Some applications were back online as of 12:00 p.m. ET, however, elevated errors continued to affect other services, with AWS down for more than 7,800 users at 11:46 a.m., according to the online service disruption tracker Downdetector.
"We continue to apply mitigation steps for network load balancer health and recovering connectivity for most AWS services," AWS reported in the latest update shared on its status page at 1:03 p.m. ET. "Lambda is experiencing function invocation errors because an internal subsystem was impacted by the network load balancer health checks. We are taking steps to recover this internal Lambda system. For EC2 launch instance failures, we are in the process of validating a fix and will deploy to the first AZ as soon as we have confidence we can do so safely. We will provide an update by 10:45 AM PDT."
The outages were initially reported at around 3:00 a.m. ET, which included more than 2,000 outage reports from Roblox users, more than 3,000 from Snapchat users and about 2,000 among Ring and Amazon.com users. Other popular platforms reported to have experienced outages include Slack, Zoom, Venmo, Coinbase, Hulu, Microsoft 365, WhatsApp and Fortnite.
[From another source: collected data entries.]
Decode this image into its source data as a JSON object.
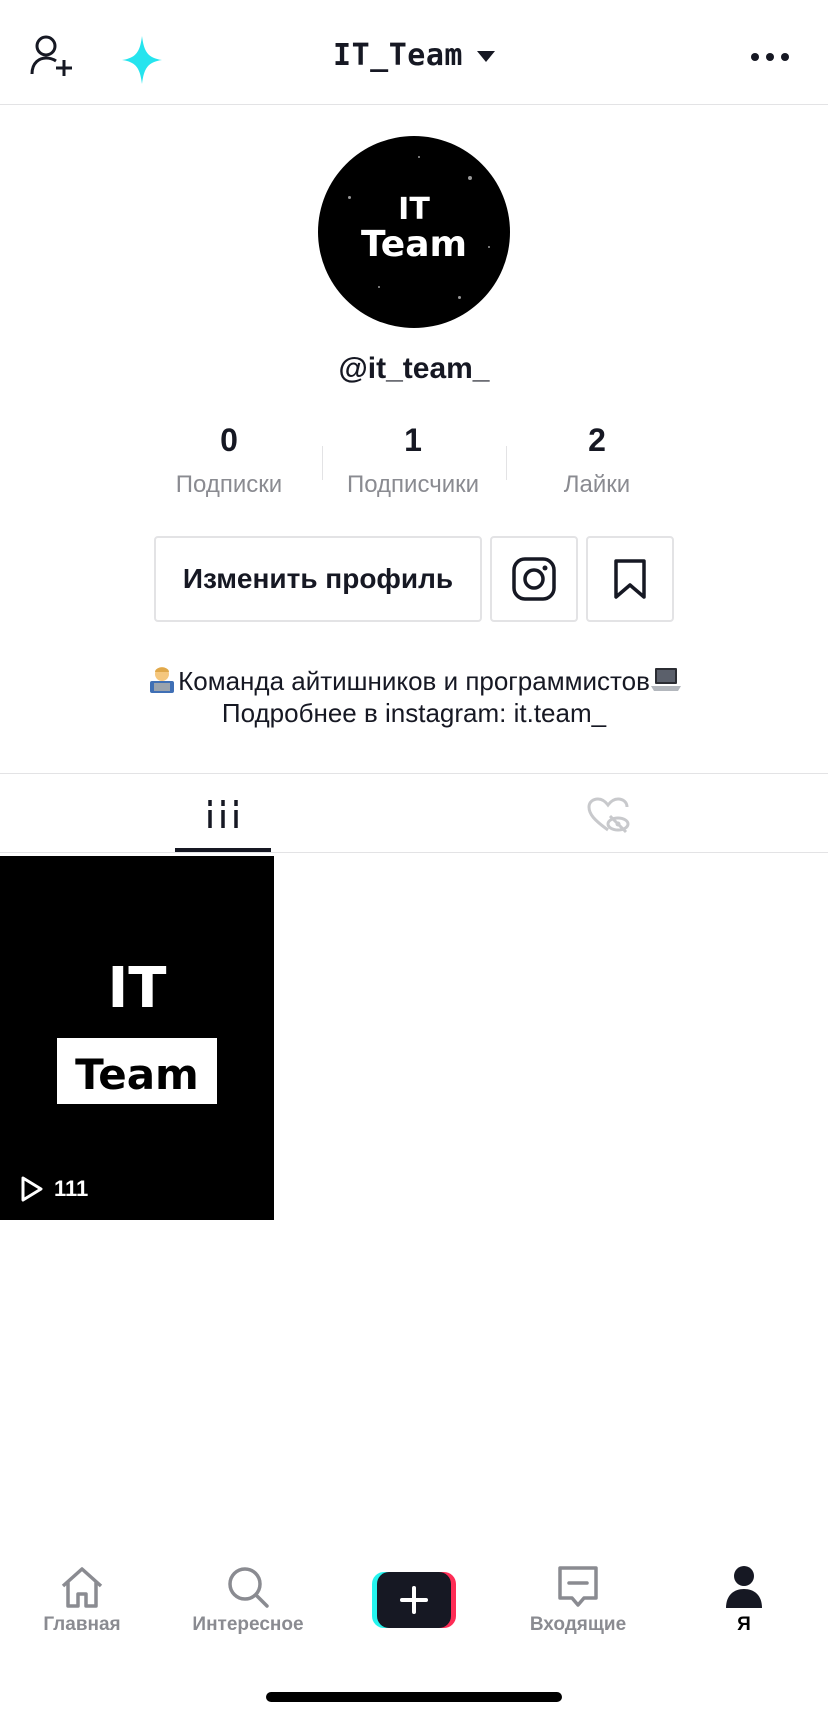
{
  "header": {
    "account_name": "IT_Team",
    "icons": {
      "add_user": "add-user-icon",
      "sparkle": "sparkle-icon",
      "more": "more-dots-icon",
      "dropdown": "caret-down-icon"
    }
  },
  "profile": {
    "avatar": {
      "line1": "IT",
      "line2": "Team"
    },
    "username": "@it_team_",
    "stats": [
      {
        "value": "0",
        "label": "Подписки"
      },
      {
        "value": "1",
        "label": "Подписчики"
      },
      {
        "value": "2",
        "label": "Лайки"
      }
    ],
    "edit_button": "Изменить профиль",
    "bio_line1_prefix_emoji": "technologist-emoji",
    "bio_line1": "Команда айтишников и программистов",
    "bio_line1_suffix_emoji": "laptop-emoji",
    "bio_line2": "Подробнее в instagram: it.team_"
  },
  "tabs": [
    {
      "icon": "grid-icon",
      "active": true
    },
    {
      "icon": "liked-hidden-icon",
      "active": false
    }
  ],
  "videos": [
    {
      "title_line1": "IT",
      "title_line2": "Team",
      "views": "111"
    }
  ],
  "bottom_nav": [
    {
      "label": "Главная",
      "icon": "home-icon",
      "active": false
    },
    {
      "label": "Интересное",
      "icon": "search-icon",
      "active": false
    },
    {
      "label": "",
      "icon": "plus-icon",
      "active": false
    },
    {
      "label": "Входящие",
      "icon": "inbox-icon",
      "active": false
    },
    {
      "label": "Я",
      "icon": "profile-icon",
      "active": true
    }
  ],
  "colors": {
    "text": "#161823",
    "secondary": "#8a8b91",
    "border": "#e3e3e5",
    "cyan": "#25f4ee",
    "pink": "#fe2c55"
  }
}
The disruption is reported to be linked to Amazon Web Services (AWS), the cloud network that hosts and powers numerous apps and websites, with Amazon confirming that "multiple AWS services" were experiencing "increased error rates" and delays on its 'Service health' webpage.
“We can confirm increased error rates and latencies for multiple AWS Services in the US-EAST-1 Region. This issue may also be affecting Case Creation through the AWS Support Center or the Support API. We are actively engaged and working to both mitigate the issue and understand root cause,” Amazon wrote. “Engineers were immediately engaged and are actively working on both mitigating the issue, and fully understanding the root cause. We will continue to provide updates as we have more information to share, or by 2:00 AM.”
The AWS disruption is believed to have stemmed from the company's northern Virginia data center before triggering worldwide outages.